This commentary originally appeared in Forbes on August 5, 2015.

On Thursday, 17 people who would be President gather under the auspices of Fox News in two fora (they’re not true debates, but, that’s another story).

These candidates will try to look and sound presidential, responding to questions and delivering their soundbites. Appearing “presidential” today often means projecting forcefulness or presenting plans for federal action. But, under our Constitutional system, not acting—forgoing the use of vast federal powers—is more frequently the appropriate response for a President than is acting. This highlights an aspect of presidential leadership has been sorely lacking in recent years: a true understanding of federalism and its role in securing liberty for Americans.

Many elected officials understand the concept of checks and balances. At both the federal and state level, most legislators, chief executives, and judges understand that having three independent branches of government—the legislative, the executive, and the judicial—is a defense against a concentration of power, itself a needed protection for liberty.

As the title of The Federalist No. 51 (James Madison or Alexander Hamilton writing as Publius) suggested, “The Structure of the Government Must Furnish the Proper Checks and Balances Between the Different Departments.”

But America’s founders didn’t just leave checks and balances to the national government alone; they enlisted the states in the task as well. A complete understanding of federalism is rare in our time. Few know that we have a “compound republic” with defined powers at the national and state level. This is meant as a check and balance, just as much as having three separate and independent branches of government. From The Federalist No. 51:

But what is government itself, but the greatest of all reflections on human nature? If men were angels, no government would be necessary. If angels were to govern men, neither external nor internal controls on government would be necessary. In framing a government which is to be administered by men over men, the great difficulty lies in this: you must first enable the government to control the governed; and in the next place oblige it to control itself…

…In the compound republic of America, the power surrendered by the people is first divided between two distinct governments, and then the portion allotted to each subdivided among distinct and separate departments. Hence a double security arises to the rights of the people. The different governments will control each other, at the same time that each will be controlled by itself.

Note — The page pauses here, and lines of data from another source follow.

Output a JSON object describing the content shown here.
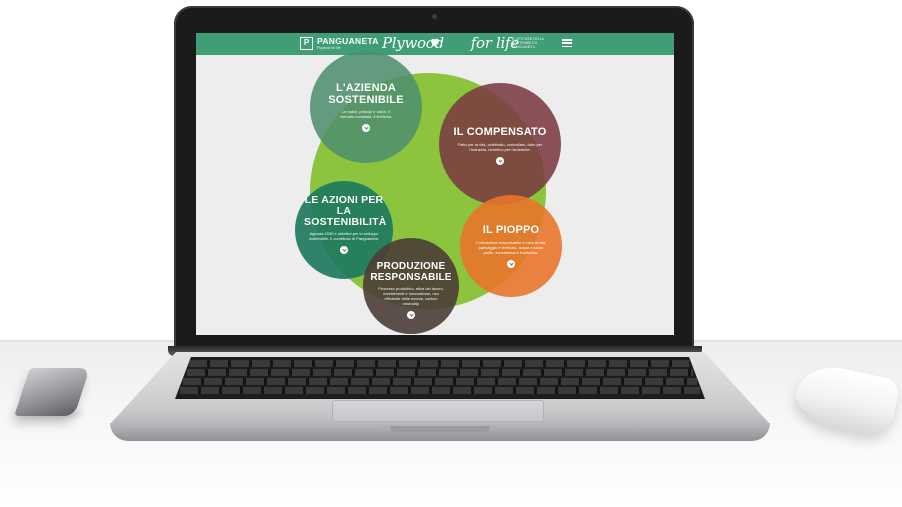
{
  "site": {
    "brand": "PANGUANETA",
    "brand_sub": "Plywood for life",
    "logo_letter": "P",
    "script_left": "Plywood",
    "script_right": "for life",
    "tagline": "IL SITO WEB DELLA SOSTENIBILITÀ PANGUANETA"
  },
  "bubbles": [
    {
      "id": "azienda",
      "title": "L'AZIENDA SOSTENIBILE",
      "text": "Le radici, principi e valori, il mercato mondiale, il territorio.",
      "color": "#4e8f6d"
    },
    {
      "id": "compensato",
      "title": "IL COMPENSATO",
      "text": "Fatto per la vita, certificato, controllato, fatto per l'industria, benefico per l'ambiente.",
      "color": "#7b3b42"
    },
    {
      "id": "azioni",
      "title": "LE AZIONI PER LA SOSTENIBILITÀ",
      "text": "Agenda 2030 e obiettivi per lo sviluppo sostenibile. Il contributo di Panguaneta.",
      "color": "#1e7a5e"
    },
    {
      "id": "pioppo",
      "title": "IL PIOPPO",
      "text": "Coltivazione responsabile e cura di vita, paesaggio e territorio, acqua e suolo pulito, ecosistema e tradizione.",
      "color": "#e8752a"
    },
    {
      "id": "produzione",
      "title": "PRODUZIONE RESPONSABILE",
      "text": "Processo produttivo, etica del lavoro, investimenti e innovazione, uso efficiente delle risorse, carbon neutrality.",
      "color": "#4b3d36"
    }
  ],
  "colors": {
    "header_green": "#3f9e76",
    "lime": "#8cc43e",
    "screen_bg": "#ededee"
  }
}
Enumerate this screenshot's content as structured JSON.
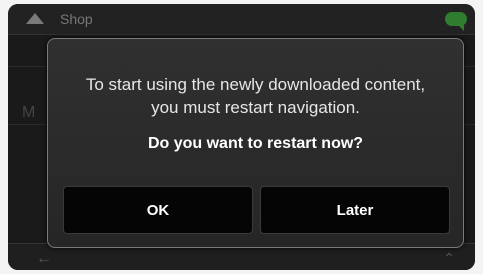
{
  "topbar": {
    "title": "Shop",
    "up_icon": "chevron-up-icon",
    "chat_icon": "chat-bubble-icon"
  },
  "background": {
    "letter_1": "",
    "letter_2": "M"
  },
  "dialog": {
    "message_line_1": "To start using the newly downloaded content,",
    "message_line_2": "you must restart navigation.",
    "question": "Do you want to restart now?",
    "ok_label": "OK",
    "later_label": "Later"
  },
  "colors": {
    "dialog_background": "#2b2b2b",
    "button_background": "#050505",
    "chat_accent": "#2f7d2f"
  }
}
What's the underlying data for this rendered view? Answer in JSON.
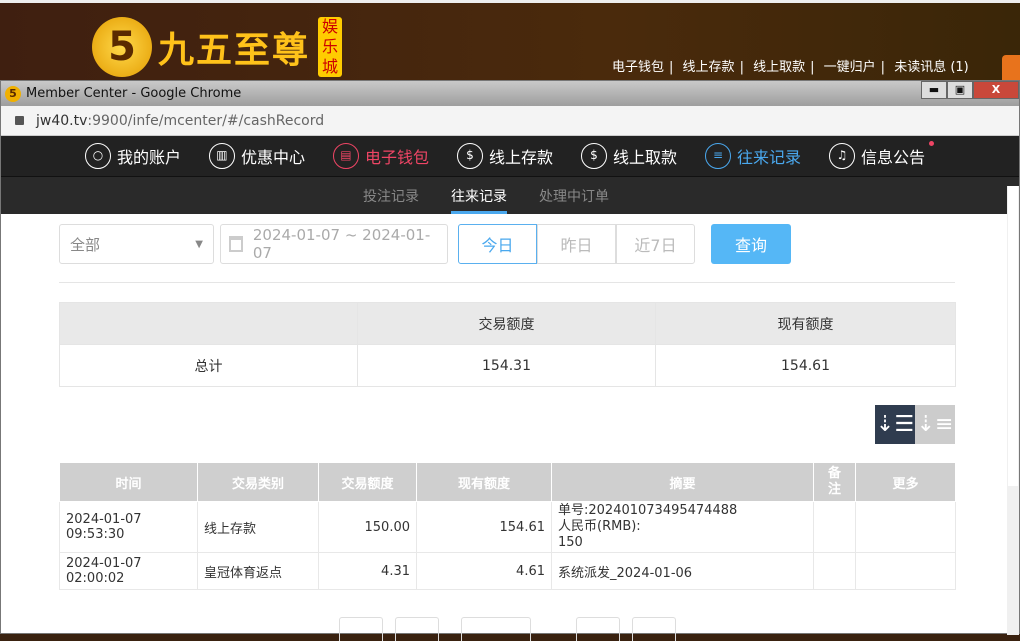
{
  "site": {
    "logo_text": "九五至尊",
    "logo_sub": "娱乐城",
    "logo_mark": "5",
    "links": [
      "电子钱包",
      "线上存款",
      "线上取款",
      "一键归户",
      "未读讯息 (1)"
    ]
  },
  "window": {
    "title": "Member Center - Google Chrome",
    "min": "▬",
    "max": "▣",
    "close": "X",
    "url_host": "jw40.tv",
    "url_rest": ":9900/infe/mcenter/#/cashRecord"
  },
  "nav": [
    {
      "label": "我的账户",
      "icon": "user-icon"
    },
    {
      "label": "优惠中心",
      "icon": "gift-icon"
    },
    {
      "label": "电子钱包",
      "icon": "wallet-icon"
    },
    {
      "label": "线上存款",
      "icon": "deposit-icon"
    },
    {
      "label": "线上取款",
      "icon": "withdraw-icon"
    },
    {
      "label": "往来记录",
      "icon": "record-icon"
    },
    {
      "label": "信息公告",
      "icon": "bell-icon"
    }
  ],
  "subtabs": [
    "投注记录",
    "往来记录",
    "处理中订单"
  ],
  "filters": {
    "type": "全部",
    "date_range": "2024-01-07 ~ 2024-01-07",
    "quick": [
      "今日",
      "昨日",
      "近7日"
    ],
    "query": "查询"
  },
  "summary": {
    "headers": [
      "",
      "交易额度",
      "现有额度"
    ],
    "row": [
      "总计",
      "154.31",
      "154.61"
    ]
  },
  "table": {
    "headers": [
      "时间",
      "交易类别",
      "交易额度",
      "现有额度",
      "摘要",
      "备注",
      "更多"
    ],
    "rows": [
      {
        "time": "2024-01-07 09:53:30",
        "type": "线上存款",
        "amount": "150.00",
        "balance": "154.61",
        "summary": [
          "单号:202401073495474488",
          "人民币(RMB):",
          "150"
        ],
        "note": "",
        "more": ""
      },
      {
        "time": "2024-01-07 02:00:02",
        "type": "皇冠体育返点",
        "amount": "4.31",
        "balance": "4.61",
        "summary": [
          "系统派发_2024-01-06"
        ],
        "note": "",
        "more": ""
      }
    ]
  }
}
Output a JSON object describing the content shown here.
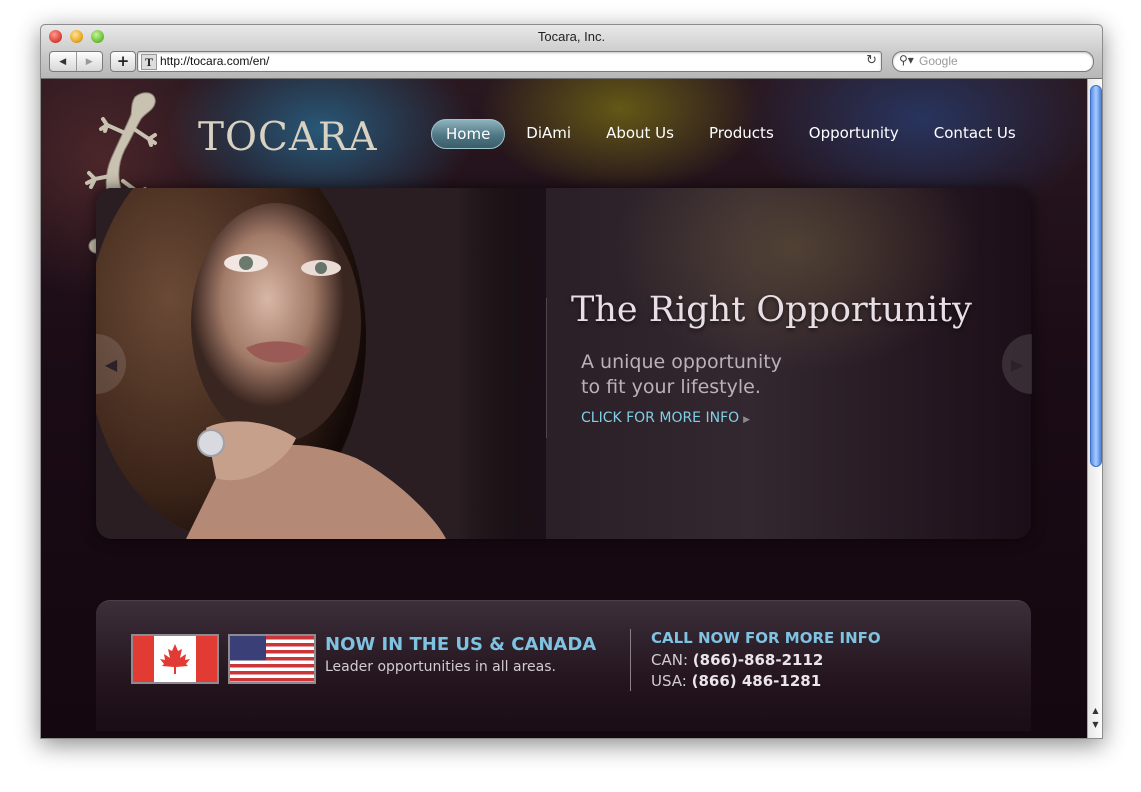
{
  "window": {
    "title": "Tocara, Inc."
  },
  "toolbar": {
    "back_icon": "back-arrow-icon",
    "forward_icon": "forward-arrow-icon",
    "add_label": "+",
    "url": "http://tocara.com/en/",
    "search_placeholder": "Google"
  },
  "site": {
    "logo_text": "TOCARA",
    "nav": [
      {
        "label": "Home",
        "active": true
      },
      {
        "label": "DiAmi"
      },
      {
        "label": "About Us"
      },
      {
        "label": "Products"
      },
      {
        "label": "Opportunity"
      },
      {
        "label": "Contact Us"
      }
    ],
    "hero": {
      "title": "The Right Opportunity",
      "subtitle_line1": "A unique opportunity",
      "subtitle_line2": "to fit your lifestyle.",
      "link": "CLICK FOR MORE INFO"
    },
    "info": {
      "headline": "NOW IN THE US & CANADA",
      "subline": "Leader opportunities in all areas.",
      "call_heading": "CALL NOW FOR MORE INFO",
      "can_label": "CAN:",
      "can_phone": "(866)-868-2112",
      "usa_label": "USA:",
      "usa_phone": "(866) 486-1281"
    }
  },
  "colors": {
    "accent": "#7fc3e2",
    "nav_active": "#4f7784",
    "page_bg": "#1b0c16"
  }
}
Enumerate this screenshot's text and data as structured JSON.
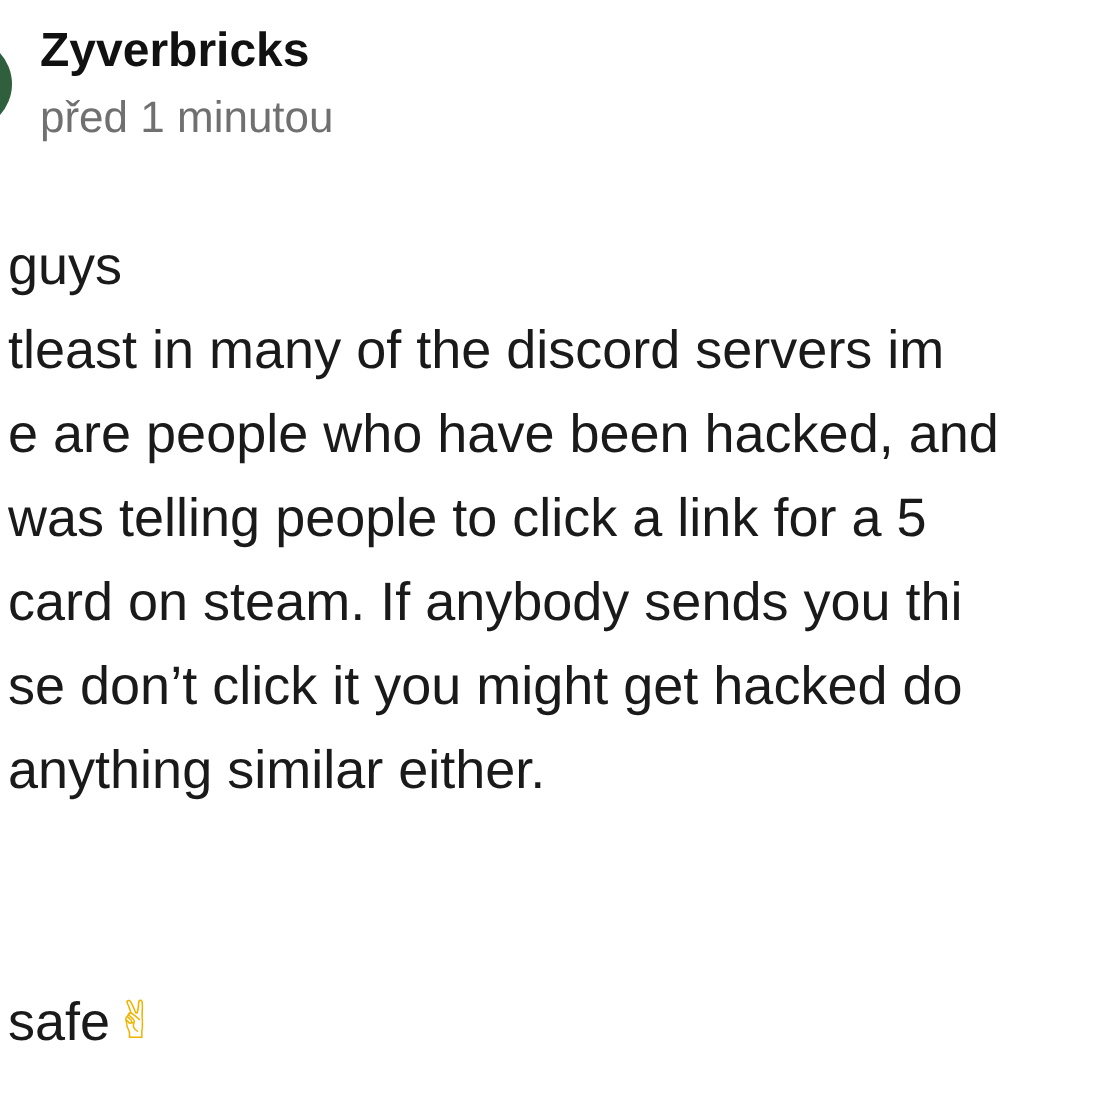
{
  "author": {
    "name": "Zyverbricks",
    "time": "před 1 minutou"
  },
  "body": {
    "lines": [
      "guys",
      "tleast in many of the discord servers im",
      "e are people who have been hacked, and",
      "was telling people to click a link for a 5",
      "card on steam. If anybody sends you thi",
      "se don’t click it you might get hacked do",
      "anything similar either."
    ],
    "closing": {
      "text": "safe",
      "emoji": "✌"
    }
  }
}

Of the 17 major candidates for the Republican nomination for President, nine of them have experience as governors. The temptation will be strong, even among current and former governors who should know better, to propose expansions of federal power at the expense of the states. For instance, in the arena of federal education policy or highway spending, the states have all the tools they need to tax, spend, and provide services. Why then is the federal government needed to tax (skimming some off the top for administrative expenses) and then send a portion of taxed dollars down to the states with myriad rules governing how federal money is to be spent in the classroom or on roads, bridges, buses and bike trails?

Increasingly, the federal government has been employed by advocates of a large and vigorous government as a great leveler, imposing anti-competitive rules favored by a few blue states on all states via whatever means available: if not by bills duly signed into law, then by executive order, regulatory rule, or federal court order.

Americans interested in liberty and the prosperity it fosters should listen closely on Thursday and in subsequent exchanges between the candidates in both major parties. The candidates best suited for the White House may be those who counsel Constitutional restraint; who understand that all political power does not rest in the presidency and who appreciate the vital and necessary role the states have in preserving liberty in our “compound republic.”

Chuck DeVore is Vice President of National Initiatives at the Texas Public Policy Foundation. He was a California Assemblyman and is a Lt. Colonel in the U.S. Army Retired Reserve.